That feeling is achingly familiar to 22-year-old Henry Dillard. After the enterprising Houstonian parted ways with the rest of his band two years ago, he decided to continue on alone under the same name, Without a Face. He hasn't looked back since, nerves be damned.
"It is very much nerve-wracking," he admits by phone from the road, in the midst of a cross-country tour with major-label sweethearts Ludo. "If it's just guitar and vocals, people are gonna be paying a lot of attention to your lyrics, especially if you're not that good of a guitar player."
Dillard decided to respond to such close attention by eschewing serious subject matter and instead belting out funny, disarming anthems while bashing away at his trusty acoustic. On his wryly titled Worst Debut Album Ever, released on Ludo's Redbird imprint, Dillard sings a love hymn to MySpace, decries the slow death of the album as a format, declares a stalker-ish affection for KHOU news anchor Lucy Noland and beat-boxes in the middle of a song about lactose intolerance.
Suffice it to say, the guy's got a sense of humor.
"I felt I had to have some unusual things to say," he explains, "just to get people to remember me when they leave the show. I don't think anyone really cares about hearing about a stranger's heartache. You have to come to the table with something more than the millionth unrequited-love song."

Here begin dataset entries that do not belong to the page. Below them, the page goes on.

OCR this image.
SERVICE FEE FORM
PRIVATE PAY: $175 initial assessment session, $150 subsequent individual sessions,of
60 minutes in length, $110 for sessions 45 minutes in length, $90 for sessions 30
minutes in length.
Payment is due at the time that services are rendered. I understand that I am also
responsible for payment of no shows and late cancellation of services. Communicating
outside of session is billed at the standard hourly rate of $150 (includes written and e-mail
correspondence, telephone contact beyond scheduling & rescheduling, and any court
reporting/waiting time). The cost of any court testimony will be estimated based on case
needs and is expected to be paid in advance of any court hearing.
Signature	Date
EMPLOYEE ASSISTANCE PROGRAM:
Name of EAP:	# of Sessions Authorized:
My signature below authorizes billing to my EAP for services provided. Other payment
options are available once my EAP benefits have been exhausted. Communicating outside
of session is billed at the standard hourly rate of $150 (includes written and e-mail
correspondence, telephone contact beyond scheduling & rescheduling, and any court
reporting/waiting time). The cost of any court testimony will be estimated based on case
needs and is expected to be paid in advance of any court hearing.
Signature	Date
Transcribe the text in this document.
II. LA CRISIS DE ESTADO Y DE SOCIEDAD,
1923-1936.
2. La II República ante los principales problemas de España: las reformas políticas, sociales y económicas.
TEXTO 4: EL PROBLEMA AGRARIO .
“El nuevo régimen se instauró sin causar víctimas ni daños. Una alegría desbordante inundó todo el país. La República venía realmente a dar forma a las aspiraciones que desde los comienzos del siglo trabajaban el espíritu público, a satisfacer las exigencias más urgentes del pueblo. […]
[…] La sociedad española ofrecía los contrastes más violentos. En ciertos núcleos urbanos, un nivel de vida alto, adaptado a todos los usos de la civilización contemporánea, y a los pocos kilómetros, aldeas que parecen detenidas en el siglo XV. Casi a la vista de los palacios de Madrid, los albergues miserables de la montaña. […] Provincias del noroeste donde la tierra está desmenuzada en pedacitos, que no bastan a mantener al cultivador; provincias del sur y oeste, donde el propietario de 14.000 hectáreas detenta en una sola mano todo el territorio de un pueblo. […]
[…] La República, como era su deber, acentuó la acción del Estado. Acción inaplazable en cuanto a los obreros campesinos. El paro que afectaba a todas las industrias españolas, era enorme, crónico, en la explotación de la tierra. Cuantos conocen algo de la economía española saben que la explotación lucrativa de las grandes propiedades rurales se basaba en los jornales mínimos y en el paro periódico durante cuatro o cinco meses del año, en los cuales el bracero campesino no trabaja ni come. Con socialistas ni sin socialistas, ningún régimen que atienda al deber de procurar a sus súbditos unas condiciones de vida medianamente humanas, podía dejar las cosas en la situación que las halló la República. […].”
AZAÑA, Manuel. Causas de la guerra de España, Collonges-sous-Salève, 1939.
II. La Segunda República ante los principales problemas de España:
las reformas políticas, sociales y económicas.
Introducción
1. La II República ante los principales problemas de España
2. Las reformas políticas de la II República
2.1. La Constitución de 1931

The reason Dillard can pull off such playful topics is that he so clearly loves what he's doing. He's been writing songs since ninth grade, but even before that he was singing and playing keyboards.
When he assembled the initial, full-band incarnation of Without a Face in late 2004, the band name didn't come from the Rage Against the Machine song or the Billy Idol hit "Eyes Without a Face." Rather, it was an expression that fit how Dillard and his bandmates felt about music: that it should just be fun and not get bogged down in some ever-changing notion of what's cool.
Now that Dillard is alone in the band, he sees the name as a sort of conceptual blank slate, meaning he can make whatever kind of music he pleases at any given time.
That explains the nonchalant diversity of Worst Debut Album Ever, bookended by a pair of songs about the original band's collapse punctuated by a goofy phone call with his mother during Dillard's senior year of high school.
Employing hand claps and vocal harmonies on "31," an ode to older women, and humorously bending his voice every which way on the giddy "Druggie Love," Dillard indeed resorts to every trick in the book to hold listeners' attention and get his point across. It works, too — sure, it's quirky and a bit of a laugh, but the songs are undeniably heartfelt and painfully catchy.
Other grabby antics include occasionally playing live in his underwear to break the ice as well as covering songs by everyone from the Black Eyed Peas to Cat Power to Sinéad O'Connor.
"It's for the sake of making it more interesting for myself," Dillard says, "just doing different things and seeing how people react. With covers, that's just a way to expand the fan base over the Internet. Hopefully people will stumble onto them and then check out my actual music."
The same goes for his memorable video for the album track "Without A MySpace," which portrays him practically grafted to his MacBook.
Of course, Dillard's cheeky streak is bound to rub some people the wrong way. A lot of people, actually. Humor is notoriously hard to work into music without listeners feeling like the whole thing is a novelty — or worse, a massive joke that's fallen flat.
People can accept musical comedy, especially of the Flight of the Conchords variety, but they often want their music to be serious and to the point. Then there's Dillard, who is so animated and eccentric that his dad describes him as Weird Al meets Randy Newman.
"I don't really like that designation," Dillard is quick to admit. "It's very tough. Certain people are inevitably going to think I'm gimmicky. But what's not gimmicky? Isn't 'keeping it real' a shtick unto itself? Isn't James Blunt doing the 'sensitive songwriter' shtick?
"I wanted to do something a little different," he adds. "Humor isn't really prevalent in a lot of music. So I just thought the first record would be stuff that's not too personal and has a sense of humor."
Dillard finds it most difficult playing for Houston audiences, many of whom don't seem to warm easily to the unexpected.
"It seems like it's more about context in Houston," he observes. "If you're opening for some band that's similar to you, maybe they will go for your music. But in general, my experience is that people don't really care."
That said, he's won better responses playing with some kindred spirits in town, including Young Mammals, Satin Hooks and Fat Tony. But those are the exceptions that prove the rule.
Whatever the response, whether he's on the road with Ludo or playing to local crowds, Dillard is committing to carrying on Without a Face as a one-man band.
"I found it to be absolutely liberating," he says of the dissolution of the band's original lineup. "You don't have to split what little you make with five other guys. It seems a bit more realistic that you can even make a living off music by yourself, if you just work really hard at it."
Despite having his tongue planted firmly in cheek, Dillard continues to do just that.